Consequential Life Cycle Assessment (CLCA) and prospective LCA (pLCA) are both forward-looking approaches, yet current CLCA modeling often relies on simplified heuristics that restrict the scope of future consequences it can capture. This work introduces Dynamic-Counterfactual LCA (DC-LCA), a novel framework that integrates concepts from CLCA, pLCA, dynamic LCA, and counterfactual dynamic modeling to broaden the range of consequences typically considered in LCA.

Methods

DC-LCA is introduced and demonstrated via a System Dynamics (SD) model subject to a demand perturbation to explore the effects of the assessed decision or action. Consequences are then quantified as the time-integrated differences between the evolution of system variables under the perturbation and in an untouched counterfactual scenario. Tools from pLCA and dynamic LCA are adapted to operationalize this framework. The approach is demonstrated with a socio-ecological SD model simulating dietary changes in a city, perturbed to reflect functional units expressed in omnivore versus vegan diets, and measuring the impact on climate as global warming potential.

Results and discussion

In the studied example, DC-LCA produces results that differ substantially from current CLCA modeling, as it captures indirect, time-dependent dynamics such as the propagation of dietary change across individuals. For instance, reverting to omnivorous diets during a widespread vegan adoption trend substantially increases long-term emissions by delaying dietary shifts.

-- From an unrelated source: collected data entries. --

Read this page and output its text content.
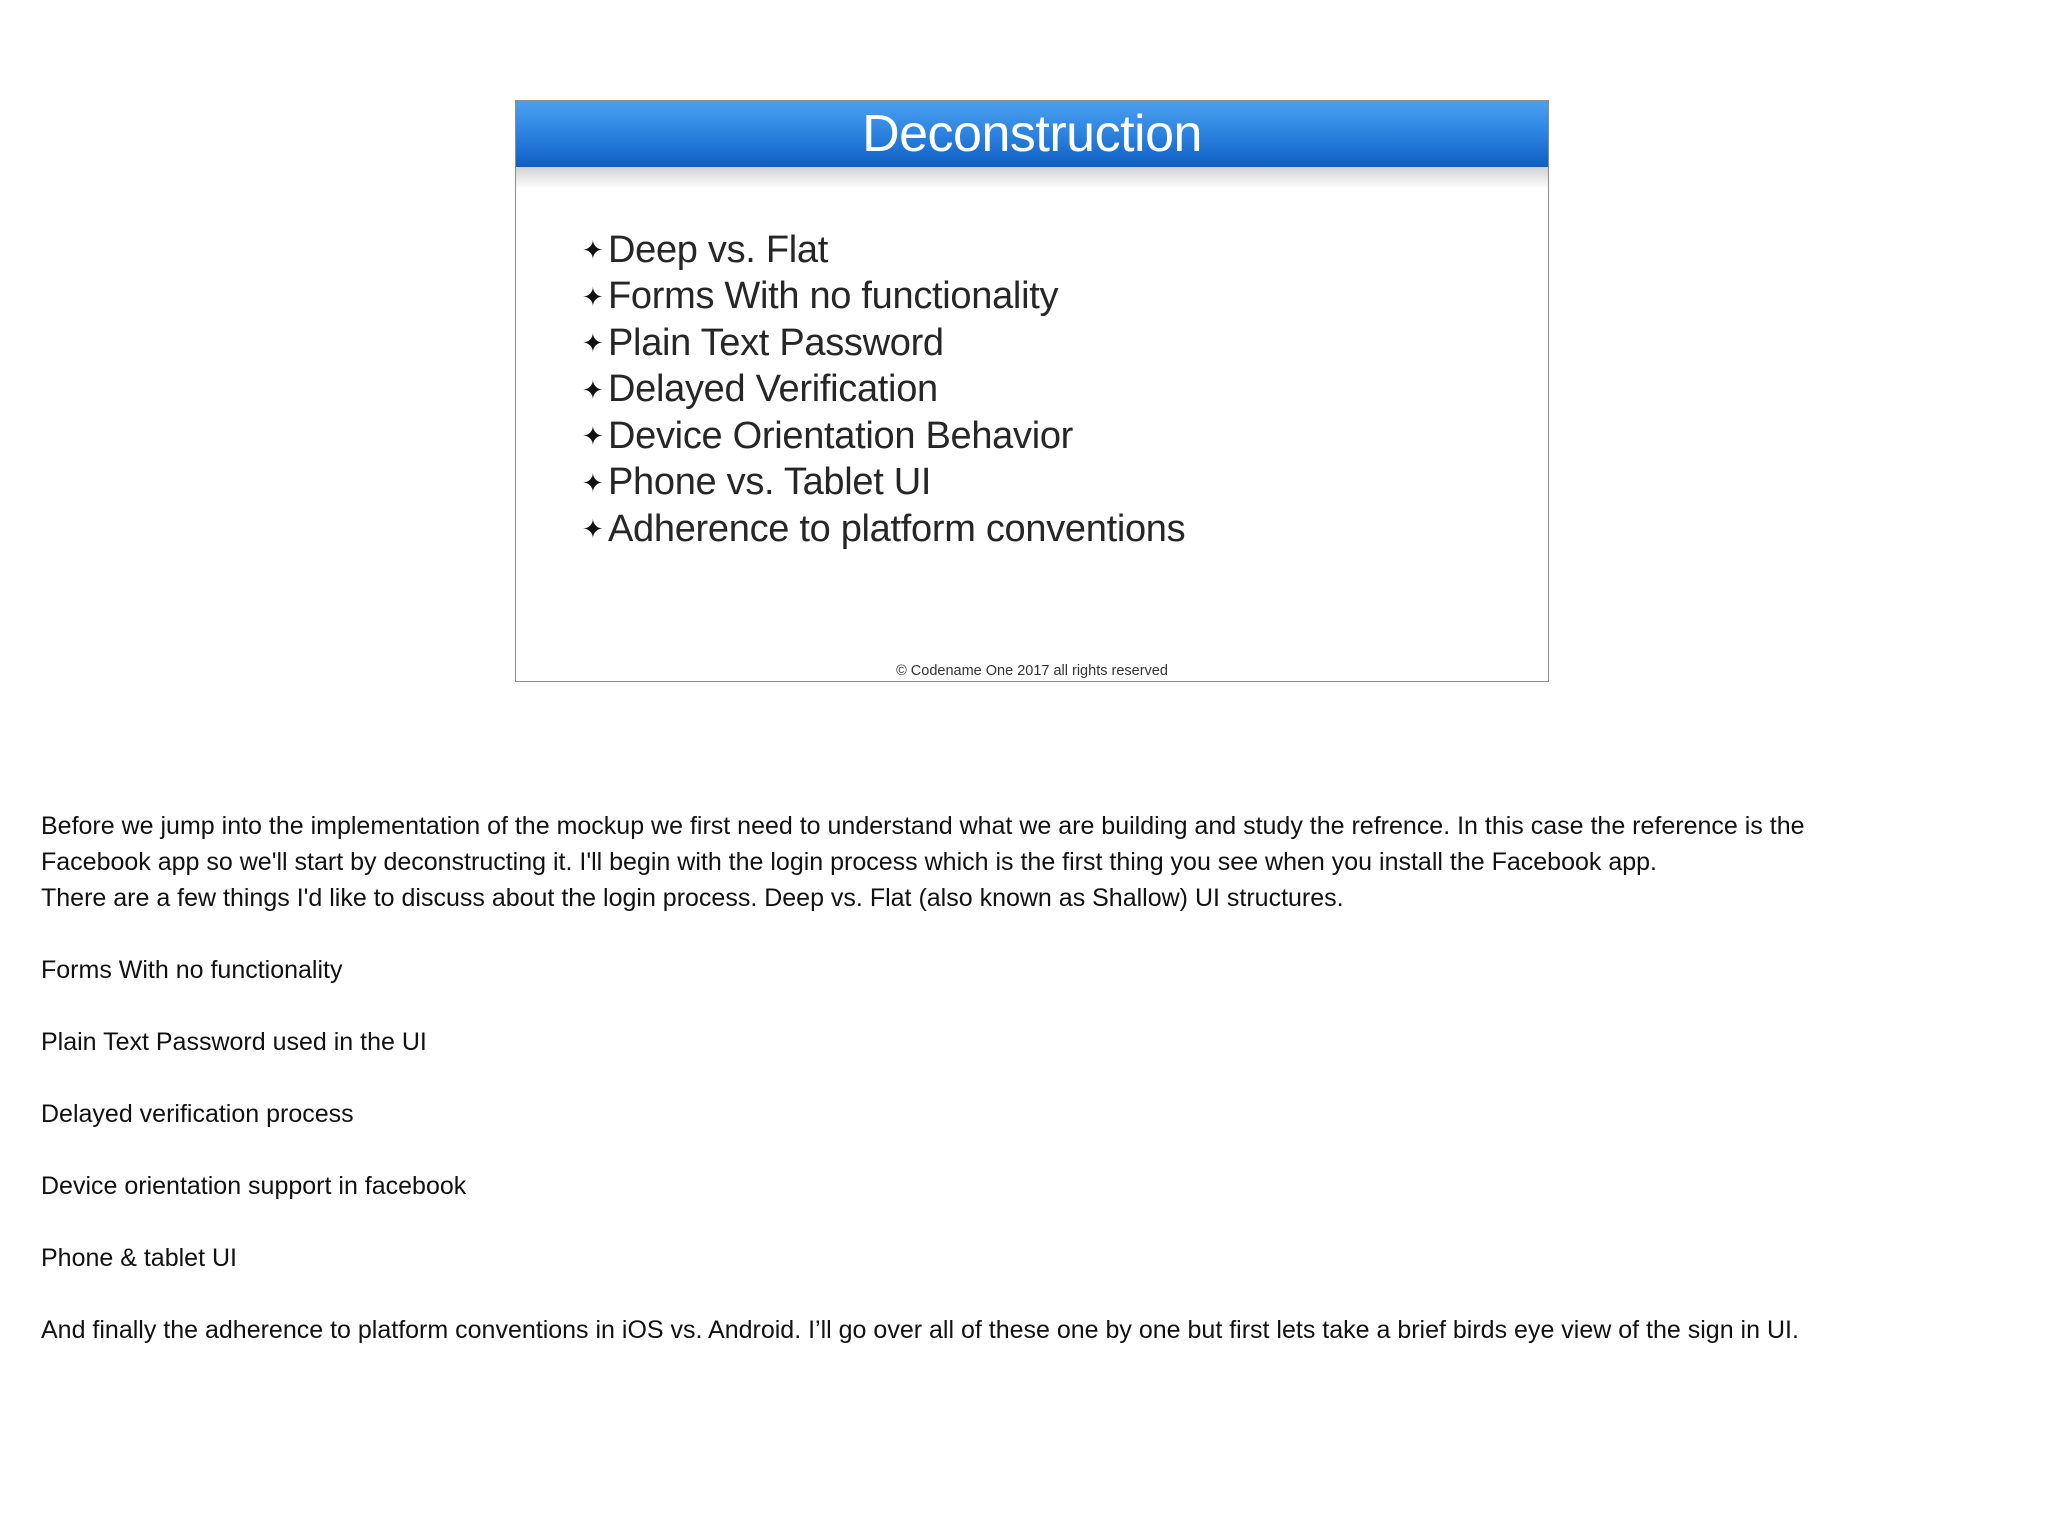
Deconstruction
✦ Deep vs. Flat
✦ Forms With no functionality
✦ Plain Text Password
✦ Delayed Verification
✦ Device Orientation Behavior
✦ Phone vs. Tablet UI
✦ Adherence to platform conventions
© Codename One 2017 all rights reserved

Before we jump into the implementation of the mockup we first need to understand what we are building and study the refrence. In this case the reference is the

Facebook app so we'll start by deconstructing it. I'll begin with the login process which is the first thing you see when you install the Facebook app.

There are a few things I'd like to discuss about the login process. Deep vs. Flat (also known as Shallow) UI structures.

Forms With no functionality

Plain Text Password used in the UI

Delayed verification process

Device orientation support in facebook

Phone & tablet UI

And finally the adherence to platform conventions in iOS vs. Android. I’ll go over all of these one by one but first lets take a brief birds eye view of the sign in UI.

The magnitude and direction of impacts strongly depend on the timing of decisions and the characteristics of the endogenous dynamic regime, illustrating how DC-LCA challenges the linear assumptions and generic heuristics of the common CLCA modeling framework.

Conclusion

DC-LCA establishes a new form of future-oriented LCA, in which future consequences unfold in a simulated dynamic counterfactual world. In the studied example, the decision is not modeled as a mere demand signal but is further qualified, within a socio-ecological modeling paradigm, as a role change accompanying the spread of vegan diets, leading to consequences far more substantial than those captured by classic market heuristics. The framework thus extends consequentialism, enabling richer and more realistic assessments of the causal chains linking decisions to environmental outcomes.